Matching Text to extract zip codes


#1

I’m looking to understand the different patterns that can be used for matching specific text/numbers.

What I have is a full address with 9 digit zip code (ex. 12345-9876) from an Calendar invite extracted to text. I then want to then extract just then 5 digit zip code from that text. How can I achieve this? Thanks!!


#2

The direct solution for your problem is this pattern: (\d{5})-\d{4}

Download a demo here: https://www.icloud.com/shortcuts/e8440235e4224271ad842e334d7bffa3

Now to answer your broader question. Let me explain how reguar expressions work. No, there is too much. Let me sum up. :wink:

Seriously though, “regular expressions” are a special language that’s used in the Match Text action. They are also used in lots of other programming languages, and although there are all kinds of small differences and specifics, most are pretty much the same.

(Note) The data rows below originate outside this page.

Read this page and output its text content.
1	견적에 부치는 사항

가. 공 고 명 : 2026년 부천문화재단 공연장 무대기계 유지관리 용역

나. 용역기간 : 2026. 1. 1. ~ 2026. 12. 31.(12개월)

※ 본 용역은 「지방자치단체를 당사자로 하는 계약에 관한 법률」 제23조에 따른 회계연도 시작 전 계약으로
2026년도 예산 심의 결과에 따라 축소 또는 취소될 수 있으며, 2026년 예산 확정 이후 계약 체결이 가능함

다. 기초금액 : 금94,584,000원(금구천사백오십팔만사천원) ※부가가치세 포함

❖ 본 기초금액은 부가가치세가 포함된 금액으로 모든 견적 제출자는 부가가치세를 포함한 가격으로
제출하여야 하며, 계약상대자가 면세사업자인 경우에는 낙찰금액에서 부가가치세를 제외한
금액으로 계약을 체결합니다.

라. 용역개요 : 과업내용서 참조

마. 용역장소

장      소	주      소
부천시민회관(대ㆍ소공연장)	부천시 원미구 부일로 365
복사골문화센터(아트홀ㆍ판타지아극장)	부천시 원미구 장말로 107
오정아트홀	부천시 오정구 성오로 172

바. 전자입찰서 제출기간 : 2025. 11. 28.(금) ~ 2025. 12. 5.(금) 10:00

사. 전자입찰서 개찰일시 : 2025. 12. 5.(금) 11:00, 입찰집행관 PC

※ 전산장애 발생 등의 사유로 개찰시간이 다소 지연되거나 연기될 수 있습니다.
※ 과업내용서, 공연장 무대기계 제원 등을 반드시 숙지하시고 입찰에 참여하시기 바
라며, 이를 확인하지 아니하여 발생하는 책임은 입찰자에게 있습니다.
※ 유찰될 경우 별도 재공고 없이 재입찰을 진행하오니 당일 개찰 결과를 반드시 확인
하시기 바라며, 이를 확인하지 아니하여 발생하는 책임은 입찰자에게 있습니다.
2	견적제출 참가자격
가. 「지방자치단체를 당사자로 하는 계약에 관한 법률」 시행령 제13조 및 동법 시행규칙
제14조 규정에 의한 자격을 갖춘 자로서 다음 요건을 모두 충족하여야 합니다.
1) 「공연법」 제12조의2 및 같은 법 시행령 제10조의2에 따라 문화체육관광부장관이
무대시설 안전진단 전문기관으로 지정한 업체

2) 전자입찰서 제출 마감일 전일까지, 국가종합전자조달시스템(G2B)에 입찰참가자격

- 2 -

That’s good news for us, because that means there is a lot of information on the internet.

I personally learned about them using https://www.regular-expressions.info/, which used to be a very popular website about regex 'back in the day. :wink:

Just to get you started though, I’ll explain the regular expression from this Shortcut:

(\d{5})-\d{4}

It starts with a (. I’ll skip that for now, we’ll come back to that. Just ignore the parentheses for now. :slight_smile:

After that we see \d. This means “any number (or actually: any digit)”. So this would match either 0,1,2,3,4,5,6,7,8 or, you guessed it, 9!

After that I put {5}. This means “we actually want five of those in a row”. So “1248” would not match (that’s only four), but “12483” will match, because that’s five digits.

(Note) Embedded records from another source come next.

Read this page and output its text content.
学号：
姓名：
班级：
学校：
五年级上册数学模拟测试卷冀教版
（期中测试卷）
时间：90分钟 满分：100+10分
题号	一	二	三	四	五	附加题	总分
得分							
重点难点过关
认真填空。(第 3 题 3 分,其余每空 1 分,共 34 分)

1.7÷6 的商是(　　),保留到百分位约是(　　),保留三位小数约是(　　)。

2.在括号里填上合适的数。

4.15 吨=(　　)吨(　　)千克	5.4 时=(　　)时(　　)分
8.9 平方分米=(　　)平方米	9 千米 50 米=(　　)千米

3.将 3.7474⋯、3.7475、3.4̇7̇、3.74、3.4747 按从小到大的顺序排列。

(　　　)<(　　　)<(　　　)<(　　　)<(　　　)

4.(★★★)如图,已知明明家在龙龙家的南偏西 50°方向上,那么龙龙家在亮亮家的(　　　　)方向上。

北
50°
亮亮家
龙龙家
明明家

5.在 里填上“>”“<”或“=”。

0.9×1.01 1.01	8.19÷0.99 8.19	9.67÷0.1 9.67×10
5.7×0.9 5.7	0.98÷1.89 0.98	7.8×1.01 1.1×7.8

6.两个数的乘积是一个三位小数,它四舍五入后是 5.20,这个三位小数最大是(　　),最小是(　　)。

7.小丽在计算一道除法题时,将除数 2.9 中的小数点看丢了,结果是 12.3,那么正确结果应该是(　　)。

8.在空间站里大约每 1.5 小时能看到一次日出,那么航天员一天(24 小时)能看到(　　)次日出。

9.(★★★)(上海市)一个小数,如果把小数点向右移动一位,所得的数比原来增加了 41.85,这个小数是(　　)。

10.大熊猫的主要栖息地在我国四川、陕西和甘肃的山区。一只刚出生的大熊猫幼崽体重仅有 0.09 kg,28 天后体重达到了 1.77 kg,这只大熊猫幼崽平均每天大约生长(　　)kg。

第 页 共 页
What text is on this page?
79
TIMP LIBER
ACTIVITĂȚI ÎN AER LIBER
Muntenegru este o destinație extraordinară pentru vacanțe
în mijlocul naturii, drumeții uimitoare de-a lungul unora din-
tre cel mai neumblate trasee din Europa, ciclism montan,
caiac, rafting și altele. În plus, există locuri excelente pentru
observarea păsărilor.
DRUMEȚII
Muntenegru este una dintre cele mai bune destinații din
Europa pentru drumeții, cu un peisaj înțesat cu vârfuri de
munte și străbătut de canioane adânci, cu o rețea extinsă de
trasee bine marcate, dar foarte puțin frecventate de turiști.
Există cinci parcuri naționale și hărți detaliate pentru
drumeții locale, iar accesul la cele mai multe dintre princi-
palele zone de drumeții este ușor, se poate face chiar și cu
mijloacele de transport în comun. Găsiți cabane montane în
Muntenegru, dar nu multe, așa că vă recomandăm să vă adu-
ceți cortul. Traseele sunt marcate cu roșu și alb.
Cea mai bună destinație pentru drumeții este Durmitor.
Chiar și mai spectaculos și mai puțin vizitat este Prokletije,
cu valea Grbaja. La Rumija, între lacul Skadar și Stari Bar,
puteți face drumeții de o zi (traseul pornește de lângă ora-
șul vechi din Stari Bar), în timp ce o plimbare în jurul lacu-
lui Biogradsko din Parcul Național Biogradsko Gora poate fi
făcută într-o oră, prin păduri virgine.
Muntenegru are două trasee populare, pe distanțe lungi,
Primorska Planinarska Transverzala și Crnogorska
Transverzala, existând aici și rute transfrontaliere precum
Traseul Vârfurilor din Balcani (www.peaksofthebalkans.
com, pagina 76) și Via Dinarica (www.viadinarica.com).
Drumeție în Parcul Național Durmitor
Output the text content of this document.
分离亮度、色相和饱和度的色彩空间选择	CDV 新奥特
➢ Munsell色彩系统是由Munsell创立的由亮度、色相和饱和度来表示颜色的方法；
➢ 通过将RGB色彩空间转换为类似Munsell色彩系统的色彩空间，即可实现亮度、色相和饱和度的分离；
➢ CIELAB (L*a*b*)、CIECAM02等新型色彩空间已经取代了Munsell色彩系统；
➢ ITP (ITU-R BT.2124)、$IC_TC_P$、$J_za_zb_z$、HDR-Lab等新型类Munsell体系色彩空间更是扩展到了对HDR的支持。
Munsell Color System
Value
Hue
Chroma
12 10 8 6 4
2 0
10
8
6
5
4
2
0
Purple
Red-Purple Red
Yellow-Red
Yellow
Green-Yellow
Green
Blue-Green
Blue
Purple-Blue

Than we simply match the “-” by putting in the literal “-”. And now we need another 4 digits, so we use \d{4}.

Ok, so back to the start. What about those parentheses?

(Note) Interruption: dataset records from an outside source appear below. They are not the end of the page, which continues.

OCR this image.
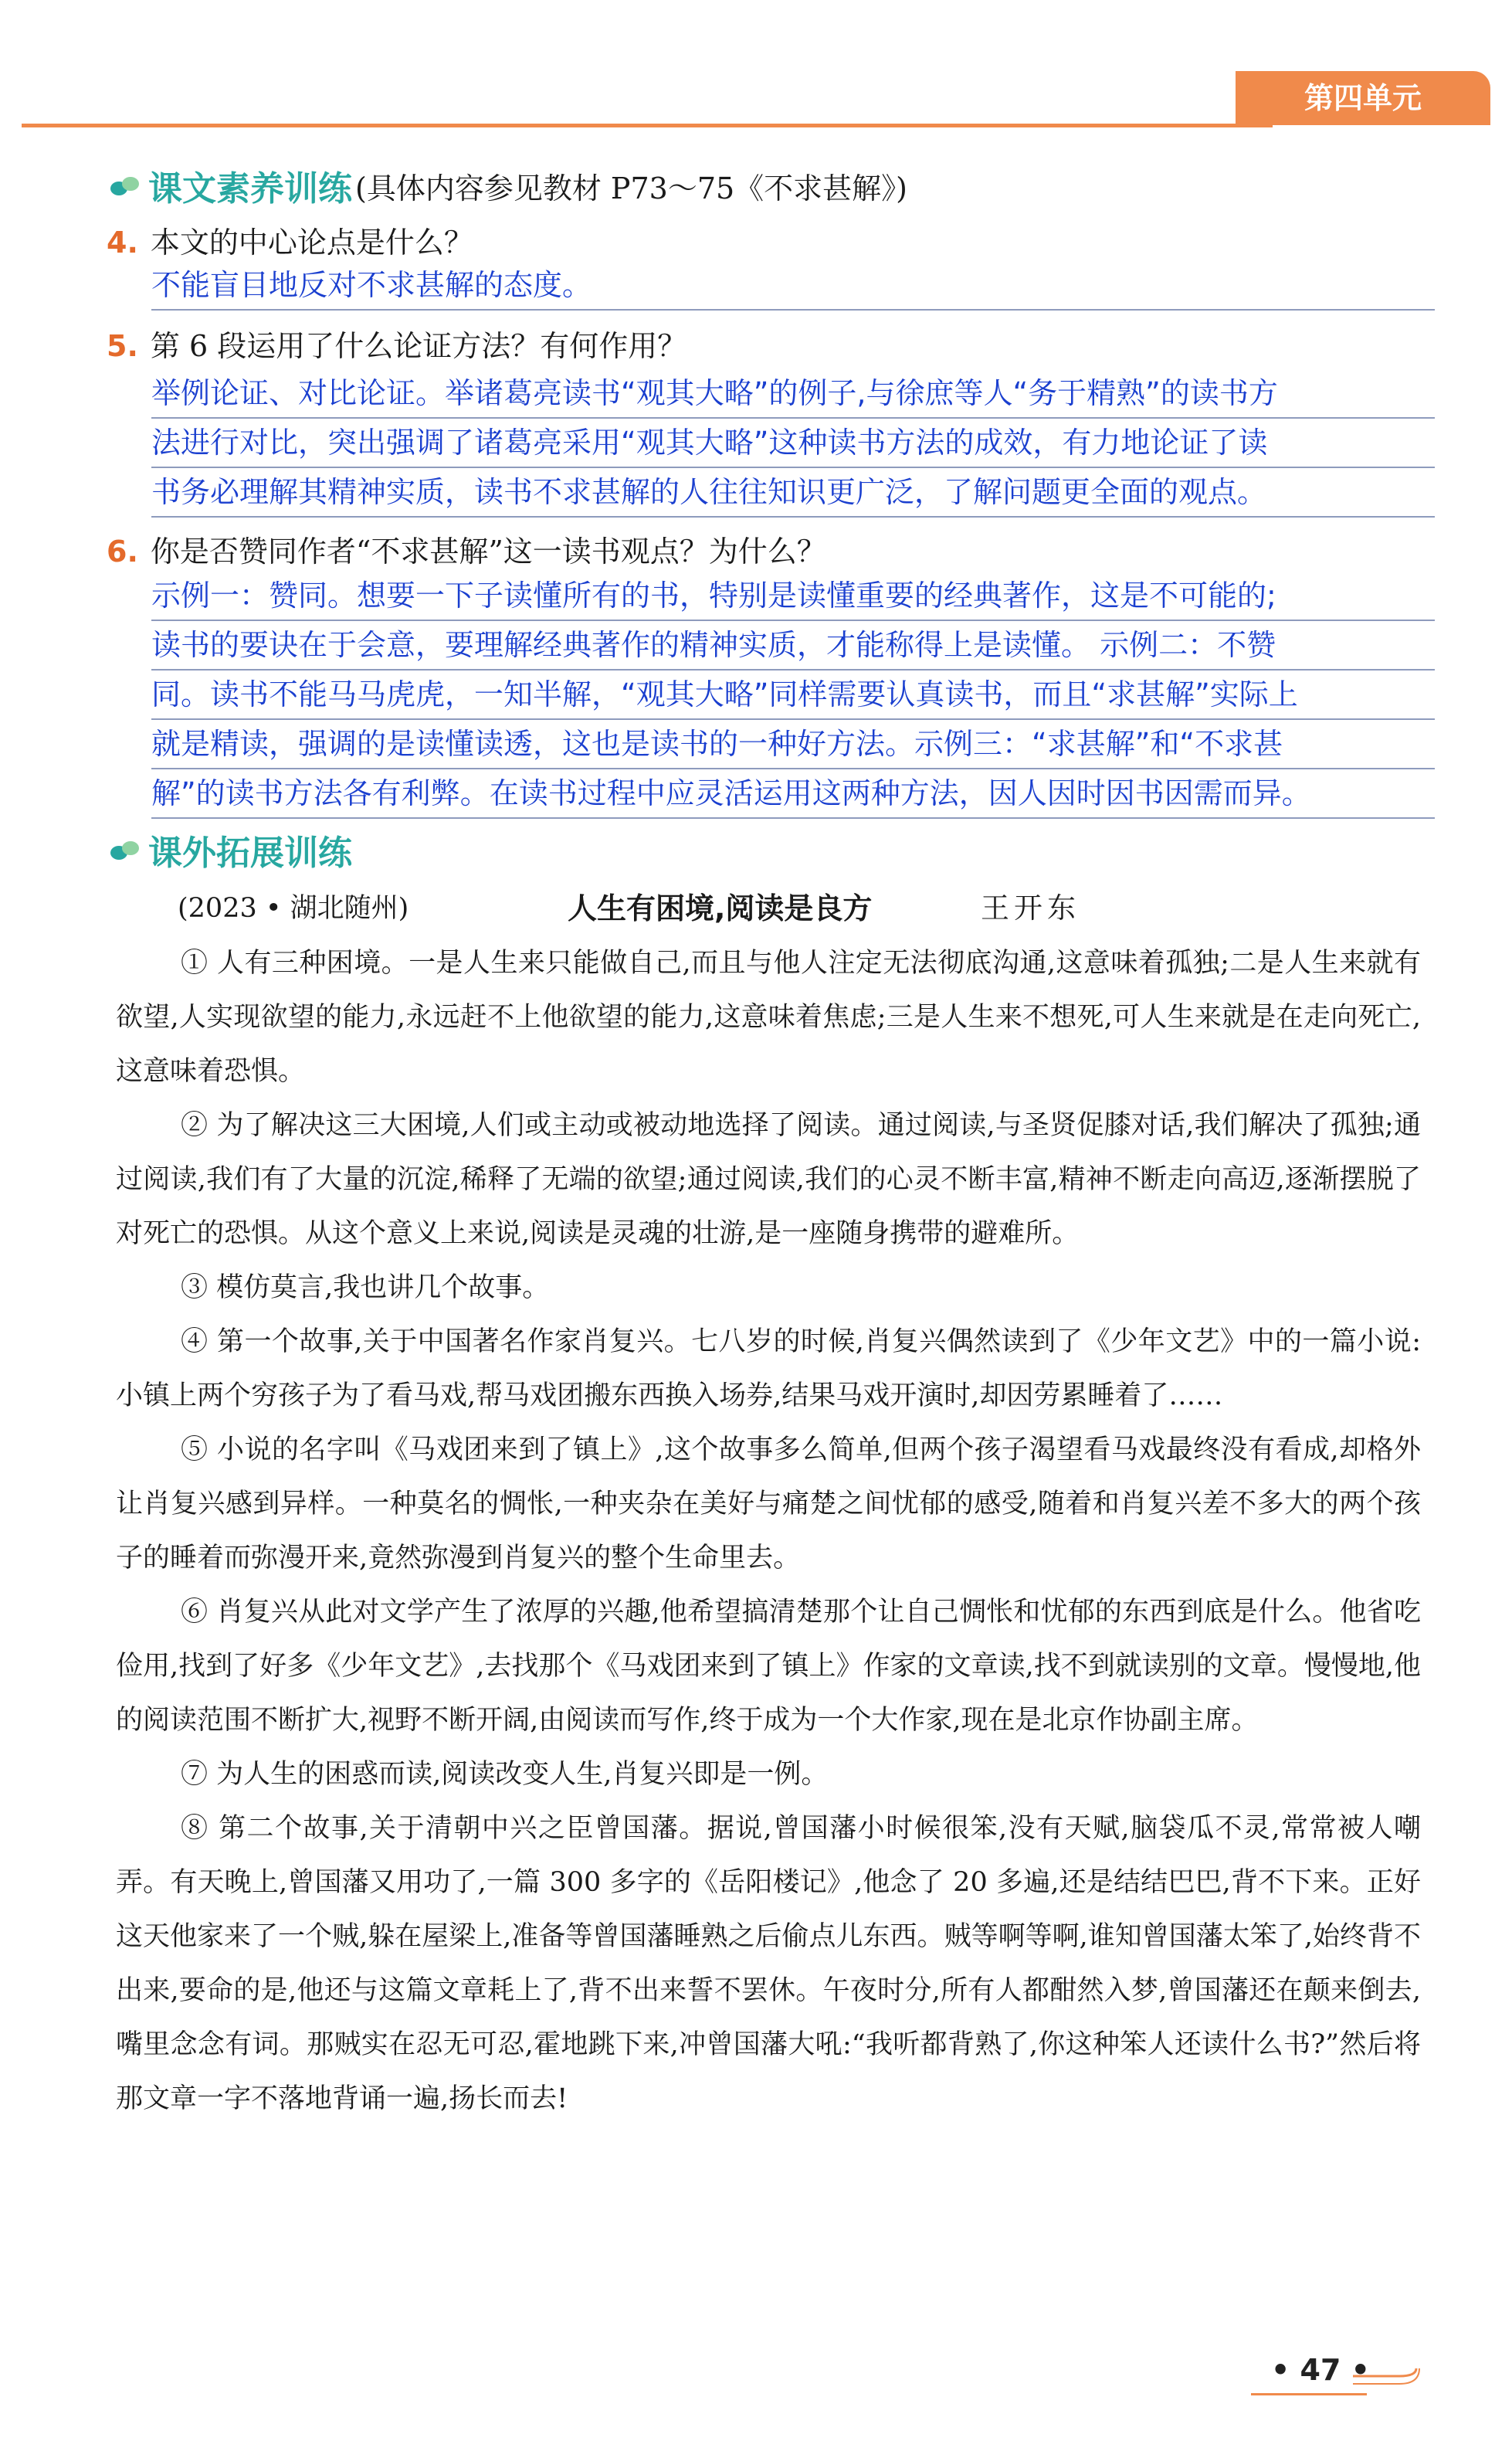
第四单元
课文素养训练 (具体内容参见教材 P73～75《不求甚解》)
4. 本文的中心论点是什么？
不能盲目地反对不求甚解的态度。
5. 第 6 段运用了什么论证方法？有何作用？
举例论证、对比论证。举诸葛亮读书“观其大略”的例子,与徐庶等人“务于精熟”的读书方
法进行对比，突出强调了诸葛亮采用“观其大略”这种读书方法的成效，有力地论证了读
书务必理解其精神实质，读书不求甚解的人往往知识更广泛，了解问题更全面的观点。
6. 你是否赞同作者“不求甚解”这一读书观点？为什么？
示例一：赞同。想要一下子读懂所有的书，特别是读懂重要的经典著作，这是不可能的;
读书的要诀在于会意，要理解经典著作的精神实质，才能称得上是读懂。 示例二：不赞
同。读书不能马马虎虎，一知半解，“观其大略”同样需要认真读书，而且“求甚解”实际上
就是精读，强调的是读懂读透，这也是读书的一种好方法。示例三：“求甚解”和“不求甚
解”的读书方法各有利弊。在读书过程中应灵活运用这两种方法，因人因时因书因需而异。
课外拓展训练
(2023 • 湖北随州)	人生有困境,阅读是良方	王开东

① 人有三种困境。一是人生来只能做自己,而且与他人注定无法彻底沟通,这意味着孤独;二是人生来就有欲望,人实现欲望的能力,永远赶不上他欲望的能力,这意味着焦虑;三是人生来不想死,可人生来就是在走向死亡,这意味着恐惧。

② 为了解决这三大困境,人们或主动或被动地选择了阅读。通过阅读,与圣贤促膝对话,我们解决了孤独;通过阅读,我们有了大量的沉淀,稀释了无端的欲望;通过阅读,我们的心灵不断丰富,精神不断走向高迈,逐渐摆脱了对死亡的恐惧。从这个意义上来说,阅读是灵魂的壮游,是一座随身携带的避难所。

③ 模仿莫言,我也讲几个故事。

④ 第一个故事,关于中国著名作家肖复兴。七八岁的时候,肖复兴偶然读到了《少年文艺》中的一篇小说:小镇上两个穷孩子为了看马戏,帮马戏团搬东西换入场券,结果马戏开演时,却因劳累睡着了……

⑤ 小说的名字叫《马戏团来到了镇上》,这个故事多么简单,但两个孩子渴望看马戏最终没有看成,却格外让肖复兴感到异样。一种莫名的惆怅,一种夹杂在美好与痛楚之间忧郁的感受,随着和肖复兴差不多大的两个孩子的睡着而弥漫开来,竟然弥漫到肖复兴的整个生命里去。

⑥ 肖复兴从此对文学产生了浓厚的兴趣,他希望搞清楚那个让自己惆怅和忧郁的东西到底是什么。他省吃俭用,找到了好多《少年文艺》,去找那个《马戏团来到了镇上》作家的文章读,找不到就读别的文章。慢慢地,他的阅读范围不断扩大,视野不断开阔,由阅读而写作,终于成为一个大作家,现在是北京作协副主席。

⑦ 为人生的困惑而读,阅读改变人生,肖复兴即是一例。

⑧ 第二个故事,关于清朝中兴之臣曾国藩。据说,曾国藩小时候很笨,没有天赋,脑袋瓜不灵,常常被人嘲弄。有天晚上,曾国藩又用功了,一篇 300 多字的《岳阳楼记》,他念了 20 多遍,还是结结巴巴,背不下来。正好这天他家来了一个贼,躲在屋梁上,准备等曾国藩睡熟之后偷点儿东西。贼等啊等啊,谁知曾国藩太笨了,始终背不出来,要命的是,他还与这篇文章耗上了,背不出来誓不罢休。午夜时分,所有人都酣然入梦,曾国藩还在颠来倒去,嘴里念念有词。那贼实在忍无可忍,霍地跳下来,冲曾国藩大吼:“我听都背熟了,你这种笨人还读什么书?”然后将那文章一字不落地背诵一遍,扬长而去!

• 47 •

We use () for so-called capture groups. In Shortcuts this means you can use Get Group from Matched Text to get the text from such a capture group. In this case we only have one, because we only need one part of the text, but if we also wanted to match the second part (the 4 digits) we would have put the \d{4} in parentheses too. We could then use Group at Index (1) to get the first 5 digits, and Group at Index (2) for the last 4 digits.

Hope this all made sense. Regular expressions can be hard to grasp (you’ll probably end up with two problems :wink:), but who knows, you might actually save the day by learning them!


#3

Wow. I’m blown away by the awesome help. Thank you very much!!! That really helped and I’ve spent all day falling down the rabbit hole that is “RegEx”.

Your solution really helped me. Thanks!!